А теперь введем поправку на ситуацию. Пока ситуация стабильна, и ничто никому не угрожает, всегда доминируют цинизм, система своекорыстных интересов, мелкие амбиции, политическая лень и прочее. Так мир устроен. Но как только возникает хотя бы кризис (а уж тем более угроза коллапса), как только обостряется конфликт, задевая экзистенциальную тему (что такое ядерная война? это экзистенциальная тема!), сверхдоминанта выходит на поверхность. И тогда альтернатива между Иаковом и Исавом (вопрос о первородстве и чечевичной похлебке) дополняется тем самым усилием Иакова, о котором говорит граф фон Вартенбург.
С кем именно боролся Иаков, получая следующий после Авраама (более высокий) уровень отношений с Богом — с Богом ли, Ангелом или Сыном Божиим — это теологически открытый вопрос. Но то, что Исав рвался к похлебке (Иметь), а Иаков к тому, чтобы Быть, и получил в результате новое качество Бытия, — это понятно всем. И теологам, и политикам.

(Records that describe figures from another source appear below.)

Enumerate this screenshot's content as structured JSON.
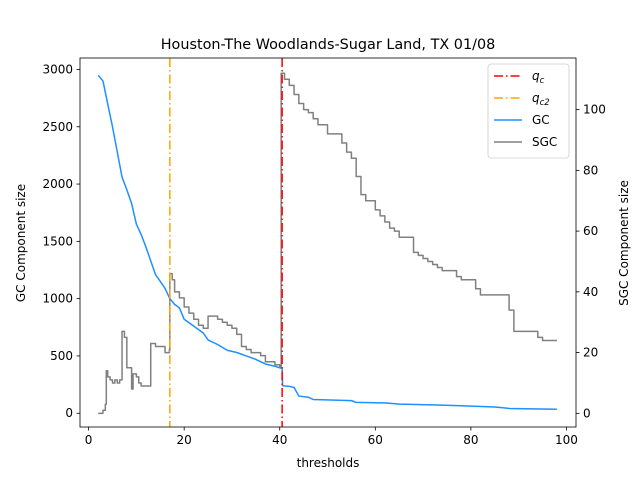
{
  "chart_data": {
    "type": "line",
    "title": "Houston-The Woodlands-Sugar Land, TX 01/08",
    "xlabel": "thresholds",
    "ylabel_left": "GC Component size",
    "ylabel_right": "SGC Component size",
    "xlim": [
      -1.8,
      102.0
    ],
    "ylim_left": [
      -120,
      3100
    ],
    "ylim_right": [
      -4.5,
      117
    ],
    "xticks": [
      0,
      20,
      40,
      60,
      80,
      100
    ],
    "yticks_left": [
      0,
      500,
      1000,
      1500,
      2000,
      2500,
      3000
    ],
    "yticks_right": [
      0,
      20,
      40,
      60,
      80,
      100
    ],
    "grid": false,
    "legend_position": "top-right",
    "colors": {
      "qc": "#ff0000",
      "qc2": "#ffa500",
      "gc": "#1e90ff",
      "sgc": "#808080",
      "axis": "#000000"
    },
    "legend": [
      {
        "label": "q_c",
        "base": "q",
        "sub": "c",
        "style": "dashdot",
        "color": "#ff0000"
      },
      {
        "label": "q_c2",
        "base": "q",
        "sub": "c2",
        "style": "dashdot",
        "color": "#ffa500"
      },
      {
        "label": "GC",
        "base": "GC",
        "sub": "",
        "style": "solid",
        "color": "#1e90ff"
      },
      {
        "label": "SGC",
        "base": "SGC",
        "sub": "",
        "style": "solid",
        "color": "#808080"
      }
    ],
    "vlines": [
      {
        "name": "q_c",
        "x": 40.5,
        "color": "#ff0000"
      },
      {
        "name": "q_c2",
        "x": 17.0,
        "color": "#ffa500"
      }
    ],
    "series": [
      {
        "name": "GC",
        "axis": "left",
        "color": "#1e90ff",
        "step": false,
        "points": [
          [
            2.0,
            2950
          ],
          [
            3.0,
            2900
          ],
          [
            4.0,
            2700
          ],
          [
            5.0,
            2500
          ],
          [
            6.0,
            2280
          ],
          [
            7.0,
            2060
          ],
          [
            8.0,
            1950
          ],
          [
            9.0,
            1830
          ],
          [
            10.0,
            1650
          ],
          [
            11.0,
            1560
          ],
          [
            12.0,
            1450
          ],
          [
            13.0,
            1330
          ],
          [
            14.0,
            1210
          ],
          [
            15.0,
            1150
          ],
          [
            16.0,
            1090
          ],
          [
            17.0,
            1000
          ],
          [
            18.0,
            950
          ],
          [
            19.0,
            920
          ],
          [
            20.0,
            820
          ],
          [
            22.0,
            760
          ],
          [
            24.0,
            700
          ],
          [
            25.0,
            640
          ],
          [
            27.0,
            600
          ],
          [
            29.0,
            550
          ],
          [
            31.0,
            530
          ],
          [
            33.0,
            500
          ],
          [
            35.0,
            470
          ],
          [
            37.0,
            430
          ],
          [
            39.0,
            410
          ],
          [
            40.5,
            390
          ],
          [
            40.6,
            240
          ],
          [
            42.0,
            235
          ],
          [
            43.0,
            225
          ],
          [
            44.0,
            150
          ],
          [
            46.0,
            140
          ],
          [
            47.0,
            120
          ],
          [
            55.0,
            110
          ],
          [
            56.0,
            95
          ],
          [
            62.0,
            90
          ],
          [
            65.0,
            80
          ],
          [
            73.0,
            72
          ],
          [
            78.0,
            65
          ],
          [
            85.0,
            55
          ],
          [
            88.0,
            42
          ],
          [
            98.0,
            35
          ]
        ]
      },
      {
        "name": "SGC",
        "axis": "right",
        "color": "#808080",
        "step": true,
        "points": [
          [
            2.0,
            0
          ],
          [
            3.0,
            1
          ],
          [
            3.5,
            3
          ],
          [
            3.7,
            14
          ],
          [
            4.0,
            12
          ],
          [
            4.5,
            11
          ],
          [
            5.0,
            10
          ],
          [
            5.5,
            11
          ],
          [
            6.0,
            10
          ],
          [
            6.5,
            11
          ],
          [
            7.0,
            27
          ],
          [
            7.5,
            25
          ],
          [
            8.0,
            15
          ],
          [
            9.0,
            8
          ],
          [
            9.3,
            13
          ],
          [
            10.0,
            12
          ],
          [
            10.5,
            10
          ],
          [
            11.0,
            9
          ],
          [
            12.0,
            9
          ],
          [
            13.0,
            23
          ],
          [
            14.0,
            22
          ],
          [
            15.0,
            22
          ],
          [
            16.0,
            20
          ],
          [
            16.9,
            21
          ],
          [
            17.0,
            46
          ],
          [
            17.5,
            44
          ],
          [
            18.0,
            40
          ],
          [
            19.0,
            38
          ],
          [
            20.0,
            35
          ],
          [
            21.0,
            33
          ],
          [
            22.0,
            31
          ],
          [
            23.0,
            29
          ],
          [
            24.0,
            28
          ],
          [
            25.0,
            32
          ],
          [
            26.0,
            32
          ],
          [
            27.0,
            31
          ],
          [
            28.0,
            30
          ],
          [
            29.0,
            29
          ],
          [
            30.0,
            28
          ],
          [
            31.0,
            26
          ],
          [
            32.0,
            22
          ],
          [
            33.0,
            21
          ],
          [
            34.0,
            20
          ],
          [
            36.0,
            19
          ],
          [
            37.0,
            17
          ],
          [
            38.0,
            17
          ],
          [
            39.0,
            16
          ],
          [
            40.0,
            15
          ],
          [
            40.3,
            112
          ],
          [
            41.0,
            110
          ],
          [
            42.0,
            108
          ],
          [
            43.0,
            105
          ],
          [
            44.0,
            102
          ],
          [
            45.0,
            100
          ],
          [
            46.0,
            99
          ],
          [
            47.0,
            97
          ],
          [
            48.0,
            95
          ],
          [
            50.0,
            92
          ],
          [
            52.0,
            92
          ],
          [
            53.0,
            89
          ],
          [
            54.0,
            86
          ],
          [
            55.0,
            84
          ],
          [
            56.0,
            78
          ],
          [
            57.0,
            72
          ],
          [
            58.0,
            70
          ],
          [
            60.0,
            67
          ],
          [
            61.0,
            65
          ],
          [
            62.0,
            63
          ],
          [
            63.0,
            61
          ],
          [
            64.0,
            60
          ],
          [
            65.0,
            58
          ],
          [
            67.0,
            58
          ],
          [
            68.0,
            53
          ],
          [
            69.0,
            52
          ],
          [
            70.0,
            51
          ],
          [
            71.0,
            50
          ],
          [
            72.0,
            49
          ],
          [
            73.0,
            48
          ],
          [
            74.0,
            47
          ],
          [
            76.0,
            47
          ],
          [
            77.0,
            45
          ],
          [
            78.0,
            44
          ],
          [
            80.0,
            44
          ],
          [
            81.0,
            41
          ],
          [
            82.0,
            39
          ],
          [
            83.0,
            39
          ],
          [
            84.0,
            39
          ],
          [
            85.0,
            39
          ],
          [
            88.0,
            34
          ],
          [
            89.0,
            27
          ],
          [
            93.0,
            27
          ],
          [
            94.0,
            25
          ],
          [
            95.0,
            24
          ],
          [
            98.0,
            24
          ]
        ]
      }
    ]
  }
}
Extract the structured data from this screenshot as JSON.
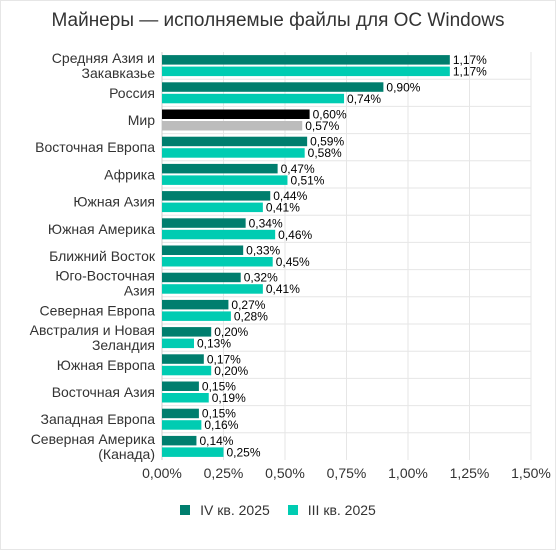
{
  "chart_data": {
    "type": "bar",
    "orientation": "horizontal",
    "title": "Майнеры — исполняемые файлы для ОС Windows",
    "categories": [
      "Средняя Азия и Закавказье",
      "Россия",
      "Мир",
      "Восточная Европа",
      "Африка",
      "Южная Азия",
      "Южная Америка",
      "Ближний Восток",
      "Юго-Восточная Азия",
      "Северная Европа",
      "Австралия и Новая Зеландия",
      "Южная Европа",
      "Восточная Азия",
      "Западная Европа",
      "Северная Америка (Канада)"
    ],
    "category_lines": [
      [
        "Средняя Азия и",
        "Закавказье"
      ],
      [
        "Россия"
      ],
      [
        "Мир"
      ],
      [
        "Восточная Европа"
      ],
      [
        "Африка"
      ],
      [
        "Южная Азия"
      ],
      [
        "Южная Америка"
      ],
      [
        "Ближний Восток"
      ],
      [
        "Юго-Восточная",
        "Азия"
      ],
      [
        "Северная Европа"
      ],
      [
        "Австралия и Новая",
        "Зеландия"
      ],
      [
        "Южная Европа"
      ],
      [
        "Восточная Азия"
      ],
      [
        "Западная Европа"
      ],
      [
        "Северная Америка",
        "(Канада)"
      ]
    ],
    "series": [
      {
        "name": "IV кв. 2025",
        "color": "#007e6e",
        "values": [
          1.17,
          0.9,
          0.6,
          0.59,
          0.47,
          0.44,
          0.34,
          0.33,
          0.32,
          0.27,
          0.2,
          0.17,
          0.15,
          0.15,
          0.14
        ],
        "labels": [
          "1,17%",
          "0,90%",
          "0,60%",
          "0,59%",
          "0,47%",
          "0,44%",
          "0,34%",
          "0,33%",
          "0,32%",
          "0,27%",
          "0,20%",
          "0,17%",
          "0,15%",
          "0,15%",
          "0,14%"
        ]
      },
      {
        "name": "III кв. 2025",
        "color": "#00ccb2",
        "values": [
          1.17,
          0.74,
          0.57,
          0.58,
          0.51,
          0.41,
          0.46,
          0.45,
          0.41,
          0.28,
          0.13,
          0.2,
          0.19,
          0.16,
          0.25
        ],
        "labels": [
          "1,17%",
          "0,74%",
          "0,57%",
          "0,58%",
          "0,51%",
          "0,41%",
          "0,46%",
          "0,45%",
          "0,41%",
          "0,28%",
          "0,13%",
          "0,20%",
          "0,19%",
          "0,16%",
          "0,25%"
        ]
      }
    ],
    "highlight": {
      "category": "Мир",
      "colors": [
        "#000000",
        "#bcbcbc"
      ]
    },
    "xlim": [
      0,
      1.5
    ],
    "xticks": [
      0,
      0.25,
      0.5,
      0.75,
      1.0,
      1.25,
      1.5
    ],
    "xtick_labels": [
      "0,00%",
      "0,25%",
      "0,50%",
      "0,75%",
      "1,00%",
      "1,25%",
      "1,50%"
    ],
    "grid": true,
    "legend_position": "bottom",
    "colors": {
      "text": "#333333",
      "grid": "#e6e6e6",
      "axis": "#cccccc"
    }
  }
}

Что такое первородство и Иаков? Это именно то, что Эрих Фромм называл Быть, а Хайдеггер — Бытием. А что такое чечевичная похлебка и Исав? Это то, что Эрих Фромм называл Иметь. Присутствие духа истории (возникающее у человека, обладающего бытием, в особые экзистенциальные моменты) порождает усилие. Так это происходит у людей Иакова. Когда они соединяются с духом истории — у них нечто включается, а когда оно включается, они способны бороться. Хоть с Ангелом, хоть с Сыном Божиим, хоть с Богом. Бороться за признание, за новый формат отношений.